Well before that, though, the story tells of the disappearance of NASA scientist Dr. Alexander Murry (Chris Pine), after he began working on a seemingly mystical way to travel through space. The scientist left behind his fellow-scientist wife Kate (Gugu Mbatha-Raw) and their children, Meg (Storm Reid) and Charles Wallace (Deric McCabe). Four years after Dr. Murry's mysterious disappearance, Meg has become secluded and is often bullied by her classmates. While she and her mother are discussing her father, there's a knock at the door, and Charles Wallace introduces his family to his new friend, an eccentric woman named Mrs. Whatsit (Reese Witherspoon), who suggests that she knows a way to find Dr. Murry.
Mrs. Whatsit is part of a trio of immortal, billions-of-years-old women who are warriors for "the light." The other two are Mrs. Who (Mindy Kaling), who has evolved beyond language and quotes others when speaking is necessary, and Mrs. Which (Oprah Winfrey), the group's glittery-lipstick-wearing, jeweled-eyebrow-possessing leader. While spending a day with Calvin (Levi Miller), a classmate who has a crush on her, Meg, her new friend, and Charles Wallace are whisked across the universe by the immortals, with the goal of finding and, later, rescuing Dr. Murry.
Much of the exposition here seems cobbled together with little focus or much thought. The sudden appearance and quick dive into the qualities of the immortals barely give us time to ponder, let alone accept, the story's immediate transition from Meg's down-to-earth troubles to the other-worldly concerns of the three women.

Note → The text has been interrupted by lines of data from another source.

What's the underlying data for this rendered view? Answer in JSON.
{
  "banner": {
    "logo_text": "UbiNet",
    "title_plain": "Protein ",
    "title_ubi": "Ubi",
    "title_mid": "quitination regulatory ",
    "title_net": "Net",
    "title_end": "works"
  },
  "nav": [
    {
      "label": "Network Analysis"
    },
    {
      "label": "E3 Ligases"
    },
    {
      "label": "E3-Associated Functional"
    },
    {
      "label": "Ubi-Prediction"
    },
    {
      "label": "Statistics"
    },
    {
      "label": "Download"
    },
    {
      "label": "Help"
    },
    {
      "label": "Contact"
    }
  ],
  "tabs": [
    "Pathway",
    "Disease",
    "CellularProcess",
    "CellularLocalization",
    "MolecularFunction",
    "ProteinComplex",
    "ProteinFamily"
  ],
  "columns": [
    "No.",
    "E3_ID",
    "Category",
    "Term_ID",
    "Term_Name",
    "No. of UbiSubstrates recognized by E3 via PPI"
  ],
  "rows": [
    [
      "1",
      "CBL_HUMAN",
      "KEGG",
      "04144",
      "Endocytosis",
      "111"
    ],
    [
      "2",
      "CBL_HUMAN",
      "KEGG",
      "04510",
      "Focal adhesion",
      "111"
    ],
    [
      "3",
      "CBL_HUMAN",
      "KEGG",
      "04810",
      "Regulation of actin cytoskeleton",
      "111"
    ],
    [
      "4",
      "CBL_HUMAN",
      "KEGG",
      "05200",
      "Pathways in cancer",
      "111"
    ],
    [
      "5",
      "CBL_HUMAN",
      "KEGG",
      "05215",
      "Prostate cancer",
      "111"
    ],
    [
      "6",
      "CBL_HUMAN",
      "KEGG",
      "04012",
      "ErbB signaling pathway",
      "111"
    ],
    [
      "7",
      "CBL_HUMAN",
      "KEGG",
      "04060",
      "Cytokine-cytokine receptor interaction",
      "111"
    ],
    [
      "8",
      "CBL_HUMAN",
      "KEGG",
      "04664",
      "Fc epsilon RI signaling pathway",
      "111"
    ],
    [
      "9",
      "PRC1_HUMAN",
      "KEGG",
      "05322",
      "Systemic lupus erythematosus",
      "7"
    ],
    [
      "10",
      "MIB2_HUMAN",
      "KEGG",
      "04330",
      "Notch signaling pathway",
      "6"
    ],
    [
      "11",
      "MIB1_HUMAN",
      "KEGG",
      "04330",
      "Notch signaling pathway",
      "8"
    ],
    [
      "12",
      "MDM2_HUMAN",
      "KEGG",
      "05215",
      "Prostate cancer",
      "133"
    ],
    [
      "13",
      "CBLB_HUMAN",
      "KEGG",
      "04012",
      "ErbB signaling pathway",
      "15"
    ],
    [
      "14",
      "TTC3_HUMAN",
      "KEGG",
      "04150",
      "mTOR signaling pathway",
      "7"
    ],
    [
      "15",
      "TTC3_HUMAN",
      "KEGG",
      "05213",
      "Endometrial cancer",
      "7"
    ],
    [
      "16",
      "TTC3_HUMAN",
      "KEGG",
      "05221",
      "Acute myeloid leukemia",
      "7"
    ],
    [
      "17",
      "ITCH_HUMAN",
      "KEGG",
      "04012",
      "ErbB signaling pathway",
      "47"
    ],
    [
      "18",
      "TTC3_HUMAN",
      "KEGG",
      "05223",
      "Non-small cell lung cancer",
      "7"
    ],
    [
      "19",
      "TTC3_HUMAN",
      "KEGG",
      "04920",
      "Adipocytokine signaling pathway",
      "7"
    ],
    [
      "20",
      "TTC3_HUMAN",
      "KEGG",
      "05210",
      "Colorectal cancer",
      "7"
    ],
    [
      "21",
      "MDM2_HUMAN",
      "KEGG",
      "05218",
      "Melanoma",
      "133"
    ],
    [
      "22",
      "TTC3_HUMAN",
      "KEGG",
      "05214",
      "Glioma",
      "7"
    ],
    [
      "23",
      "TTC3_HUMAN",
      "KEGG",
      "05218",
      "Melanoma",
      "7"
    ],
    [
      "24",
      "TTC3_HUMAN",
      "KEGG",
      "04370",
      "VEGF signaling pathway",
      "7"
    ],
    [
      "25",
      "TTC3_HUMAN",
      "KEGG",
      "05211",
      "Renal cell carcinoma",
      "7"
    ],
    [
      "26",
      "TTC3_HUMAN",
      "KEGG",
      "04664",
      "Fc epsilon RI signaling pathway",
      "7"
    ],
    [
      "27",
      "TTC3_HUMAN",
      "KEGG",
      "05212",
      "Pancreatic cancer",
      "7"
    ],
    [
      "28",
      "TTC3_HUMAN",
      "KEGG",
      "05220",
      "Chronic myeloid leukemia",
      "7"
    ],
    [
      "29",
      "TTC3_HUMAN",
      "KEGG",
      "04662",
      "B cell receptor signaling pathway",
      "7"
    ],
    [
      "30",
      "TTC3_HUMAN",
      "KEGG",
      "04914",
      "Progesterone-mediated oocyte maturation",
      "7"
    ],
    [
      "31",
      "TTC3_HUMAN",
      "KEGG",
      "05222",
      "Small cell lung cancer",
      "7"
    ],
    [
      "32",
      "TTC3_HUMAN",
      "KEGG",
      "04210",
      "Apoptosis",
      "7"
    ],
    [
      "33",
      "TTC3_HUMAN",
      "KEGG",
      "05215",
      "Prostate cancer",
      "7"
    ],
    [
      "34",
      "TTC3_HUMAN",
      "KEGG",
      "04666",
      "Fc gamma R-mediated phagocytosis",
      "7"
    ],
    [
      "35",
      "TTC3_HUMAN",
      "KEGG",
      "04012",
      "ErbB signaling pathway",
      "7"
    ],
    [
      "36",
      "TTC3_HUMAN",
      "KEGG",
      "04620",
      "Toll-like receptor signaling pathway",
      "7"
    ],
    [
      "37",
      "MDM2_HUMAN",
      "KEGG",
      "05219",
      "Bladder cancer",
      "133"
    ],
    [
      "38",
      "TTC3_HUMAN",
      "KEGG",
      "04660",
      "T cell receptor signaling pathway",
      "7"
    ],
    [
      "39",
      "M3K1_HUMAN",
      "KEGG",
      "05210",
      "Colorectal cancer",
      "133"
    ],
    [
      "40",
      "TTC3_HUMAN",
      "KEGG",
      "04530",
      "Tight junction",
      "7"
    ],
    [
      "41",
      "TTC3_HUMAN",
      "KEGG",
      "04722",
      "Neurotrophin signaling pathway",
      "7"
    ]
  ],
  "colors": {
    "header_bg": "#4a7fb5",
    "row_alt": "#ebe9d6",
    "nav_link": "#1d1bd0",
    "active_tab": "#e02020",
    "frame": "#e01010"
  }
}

There's a lot of catching up to do here, as the women introduce the idea of "tessering"—traveling through space using one's mind—and the kids find themselves on strange planets, confronted with an embodiment of evil in the universe, known simply as "the It." All of these concepts are explained, but the movie doesn't have its heart in the explanations. They're excuses, really, to provide the wondrous vistas of the planets and a fantastical sequence in which Mrs. Whatsit transforms into a giant leaf, giving the three kids the chance to fly over grand mountains and through the cloudy skies, into which giant spires of rocks extend.

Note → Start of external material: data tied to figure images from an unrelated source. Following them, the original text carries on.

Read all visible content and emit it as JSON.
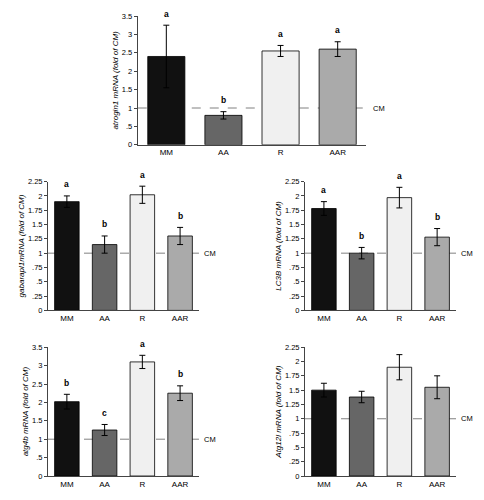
{
  "chart_data": [
    {
      "type": "bar",
      "categories": [
        "MM",
        "AA",
        "R",
        "AAR"
      ],
      "values": [
        2.4,
        0.8,
        2.55,
        2.6
      ],
      "errors": [
        0.85,
        0.1,
        0.15,
        0.2
      ],
      "colors": [
        "#111111",
        "#666666",
        "#f0f0f0",
        "#aaaaaa"
      ],
      "ylabel": "atrogin1 mRNA (fold of CM)",
      "ylim": [
        0,
        3.5
      ],
      "yticks": [
        0,
        {
          "value": 0.5,
          "label": ".5"
        },
        1,
        1.5,
        2,
        2.5,
        3,
        3.5
      ],
      "grid": false,
      "annotations": [
        {
          "text": "CM",
          "y": 1.0,
          "line_style": "dashed"
        },
        {
          "text": "a",
          "category": "MM"
        },
        {
          "text": "b",
          "category": "AA"
        },
        {
          "text": "a",
          "category": "R"
        },
        {
          "text": "a",
          "category": "AAR"
        }
      ]
    },
    {
      "type": "bar",
      "categories": [
        "MM",
        "AA",
        "R",
        "AAR"
      ],
      "values": [
        1.9,
        1.15,
        2.02,
        1.3
      ],
      "errors": [
        0.1,
        0.15,
        0.15,
        0.15
      ],
      "colors": [
        "#111111",
        "#666666",
        "#f0f0f0",
        "#aaaaaa"
      ],
      "ylabel": "gabarapl1mRNA (fold of CM)",
      "ylim": [
        0,
        2.25
      ],
      "yticks": [
        0,
        {
          "value": 0.25,
          "label": ".25"
        },
        {
          "value": 0.5,
          "label": ".5"
        },
        {
          "value": 0.75,
          "label": ".75"
        },
        1,
        1.25,
        1.5,
        1.75,
        2,
        2.25
      ],
      "grid": false,
      "annotations": [
        {
          "text": "CM",
          "y": 1.0,
          "line_style": "dashed"
        },
        {
          "text": "a",
          "category": "MM"
        },
        {
          "text": "b",
          "category": "AA"
        },
        {
          "text": "a",
          "category": "R"
        },
        {
          "text": "b",
          "category": "AAR"
        }
      ]
    },
    {
      "type": "bar",
      "categories": [
        "MM",
        "AA",
        "R",
        "AAR"
      ],
      "values": [
        1.78,
        1.0,
        1.97,
        1.28
      ],
      "errors": [
        0.12,
        0.1,
        0.18,
        0.15
      ],
      "colors": [
        "#111111",
        "#666666",
        "#f0f0f0",
        "#aaaaaa"
      ],
      "ylabel": "LC3B mRNA (fold of CM)",
      "ylim": [
        0,
        2.25
      ],
      "yticks": [
        0,
        {
          "value": 0.25,
          "label": ".25"
        },
        {
          "value": 0.5,
          "label": ".5"
        },
        {
          "value": 0.75,
          "label": ".75"
        },
        1,
        1.25,
        1.5,
        1.75,
        2,
        2.25
      ],
      "grid": false,
      "annotations": [
        {
          "text": "CM",
          "y": 1.0,
          "line_style": "dashed"
        },
        {
          "text": "a",
          "category": "MM"
        },
        {
          "text": "b",
          "category": "AA"
        },
        {
          "text": "a",
          "category": "R"
        },
        {
          "text": "b",
          "category": "AAR"
        }
      ]
    },
    {
      "type": "bar",
      "categories": [
        "MM",
        "AA",
        "R",
        "AAR"
      ],
      "values": [
        2.02,
        1.25,
        3.1,
        2.25
      ],
      "errors": [
        0.2,
        0.15,
        0.18,
        0.2
      ],
      "colors": [
        "#111111",
        "#666666",
        "#f0f0f0",
        "#aaaaaa"
      ],
      "ylabel": "atg4b mRNA (fold of CM)",
      "ylim": [
        0,
        3.5
      ],
      "yticks": [
        0,
        {
          "value": 0.5,
          "label": ".5"
        },
        1,
        1.5,
        2,
        2.5,
        3,
        3.5
      ],
      "grid": false,
      "annotations": [
        {
          "text": "CM",
          "y": 1.0,
          "line_style": "dashed"
        },
        {
          "text": "b",
          "category": "MM"
        },
        {
          "text": "c",
          "category": "AA"
        },
        {
          "text": "a",
          "category": "R"
        },
        {
          "text": "b",
          "category": "AAR"
        }
      ]
    },
    {
      "type": "bar",
      "categories": [
        "MM",
        "AA",
        "R",
        "AAR"
      ],
      "values": [
        1.5,
        1.38,
        1.9,
        1.55
      ],
      "errors": [
        0.12,
        0.1,
        0.22,
        0.2
      ],
      "colors": [
        "#111111",
        "#666666",
        "#f0f0f0",
        "#aaaaaa"
      ],
      "ylabel": "Atg12l mRNA (fold of CM)",
      "ylim": [
        0,
        2.25
      ],
      "yticks": [
        0,
        {
          "value": 0.25,
          "label": ".25"
        },
        {
          "value": 0.5,
          "label": ".5"
        },
        {
          "value": 0.75,
          "label": ".75"
        },
        1,
        1.25,
        1.5,
        1.75,
        2,
        2.25
      ],
      "grid": false,
      "annotations": [
        {
          "text": "CM",
          "y": 1.0,
          "line_style": "dashed"
        }
      ]
    }
  ]
}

We also meet a seer named the Happy Medium (Zach Galifianakis), whose cavernous home forces guests to balance on stones atop pillars. He gives the group some information about Dr. Murry, but it's a smaller moment that offers some sign of the story's ideas put into practice. It's a hug, after Meg finally confronts her fears about her father's disappearance. This is a simple gesture, but it's one that gets to the heart of where this material is going.

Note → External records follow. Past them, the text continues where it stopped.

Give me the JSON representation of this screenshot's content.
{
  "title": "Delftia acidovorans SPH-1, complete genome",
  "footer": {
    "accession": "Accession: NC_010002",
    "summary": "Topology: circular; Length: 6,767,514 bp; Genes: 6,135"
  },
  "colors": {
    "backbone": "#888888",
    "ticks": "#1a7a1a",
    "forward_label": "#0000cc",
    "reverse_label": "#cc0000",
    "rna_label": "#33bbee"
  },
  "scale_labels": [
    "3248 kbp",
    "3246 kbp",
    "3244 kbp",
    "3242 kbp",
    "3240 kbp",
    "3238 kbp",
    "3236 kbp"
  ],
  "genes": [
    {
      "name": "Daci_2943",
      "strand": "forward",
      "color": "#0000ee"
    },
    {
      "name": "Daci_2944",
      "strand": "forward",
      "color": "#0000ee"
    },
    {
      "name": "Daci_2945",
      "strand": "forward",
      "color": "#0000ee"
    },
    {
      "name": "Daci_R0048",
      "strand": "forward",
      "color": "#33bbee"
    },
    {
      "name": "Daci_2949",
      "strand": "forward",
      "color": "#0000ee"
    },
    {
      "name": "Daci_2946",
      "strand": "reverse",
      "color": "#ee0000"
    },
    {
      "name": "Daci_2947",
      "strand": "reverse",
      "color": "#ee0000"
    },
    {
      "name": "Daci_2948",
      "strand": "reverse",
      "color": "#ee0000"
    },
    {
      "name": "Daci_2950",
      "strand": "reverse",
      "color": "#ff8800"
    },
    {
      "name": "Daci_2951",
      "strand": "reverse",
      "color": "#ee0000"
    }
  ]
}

The final act is an extended exploration of the It's planet, a deceptive place called Camazotz, where the kids are tested with suburban comfort, an eternal beach vacation, and a series of choices that could further divide this already divided family. This section of A Wrinkle in Time is hypnotic in the way it fully embraces the strangeness and emotional core of the material. Ultimately, we're left wondering where this genuinely imaginative vision and strength of emotion has been during the rest of the movie.